Sunday, December 4, 2011

Relationship Tip of The Week #86-The Conversation-the challenge of gender

In order to help facilitate "The Couple's Conversation", i am listing below some of the gender differences that contribute to making this process more challenging. Of course, not all men and women are alike and there are always exceptions to prove the rule; however, most of the elements listed below will be recognized by most couples.

1) Women are more comfortable having longer conversations which makes it frustrating for them when men want to end the discussion prematurely.

2) Men have less interest in many of the details that women want to share and want to get to the point or solve the problem.

3) Since men are not as comfortable with "our relationship" talks as women, they will often avoid or put off the discussions which feels very uncaring and unloving to women.

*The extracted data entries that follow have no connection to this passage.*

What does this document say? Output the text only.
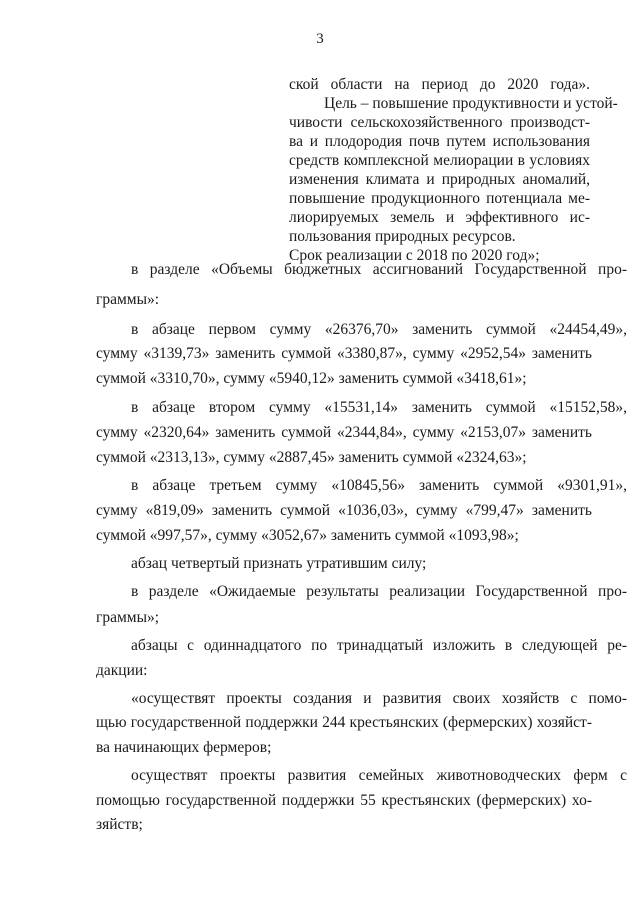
3
ской области на период до 2020 года».
Цель – повышение продуктивности и устой-
чивости сельскохозяйственного производст-
ва и плодородия почв путем использования
средств комплексной мелиорации в условиях
изменения климата и природных аномалий,
повышение продукционного потенциала ме-
лиорируемых земель и эффективного ис-
пользования природных ресурсов.
Срок реализации с 2018 по 2020 год»;
в разделе «Объемы бюджетных ассигнований Государственной про-
граммы»:
в абзаце первом сумму «26376,70» заменить суммой «24454,49»,
сумму «3139,73» заменить суммой «3380,87», сумму «2952,54» заменить
суммой «3310,70», сумму «5940,12» заменить суммой «3418,61»;
в абзаце втором сумму «15531,14» заменить суммой «15152,58»,
сумму «2320,64» заменить суммой «2344,84», сумму «2153,07» заменить
суммой «2313,13», сумму «2887,45» заменить суммой «2324,63»;
в абзаце третьем сумму «10845,56» заменить суммой «9301,91»,
сумму «819,09» заменить суммой «1036,03», сумму «799,47» заменить
суммой «997,57», сумму «3052,67» заменить суммой «1093,98»;
абзац четвертый признать утратившим силу;
в разделе «Ожидаемые результаты реализации Государственной про-
граммы»;
абзацы с одиннадцатого по тринадцатый изложить в следующей ре-
дакции:
«осуществят проекты создания и развития своих хозяйств с помо-
щью государственной поддержки 244 крестьянских (фермерских) хозяйст-
ва начинающих фермеров;
осуществят проекты развития семейных животноводческих ферм с
помощью государственной поддержки 55 крестьянских (фермерских) хо-
зяйств;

4) Men will respond more quickly with anger when hurt or cornered which makes it difficult for women to not become fearful.

5) Women will often respond with hurt and tears to conflict or accusations which cause men to shut down and withdraw as they are uncomfortable with sadness and feel guilty for causing their partner's pain.

6) It generally takes men longer to calm themselves down when their anger is activated making relationship repair more difficult for women as they usually want to re-establish the connection more quickly.

7) Men will focus on logic and women will zero in on emotion which leads both to feel frustrated when trying to have what each considers a resonable conversation.

Obviously, these differences have been present for a long time and will not likley disappear in the near future.

So what can you do?

I believe the simple recognition of these differences by each partner can help to minimize taking certain gender communication styles personally. Keeping these differences in the back of your mind will also allow you to give your partner the benefit of the doubt and utilize softer and more caring approaches when holding "The Conversation".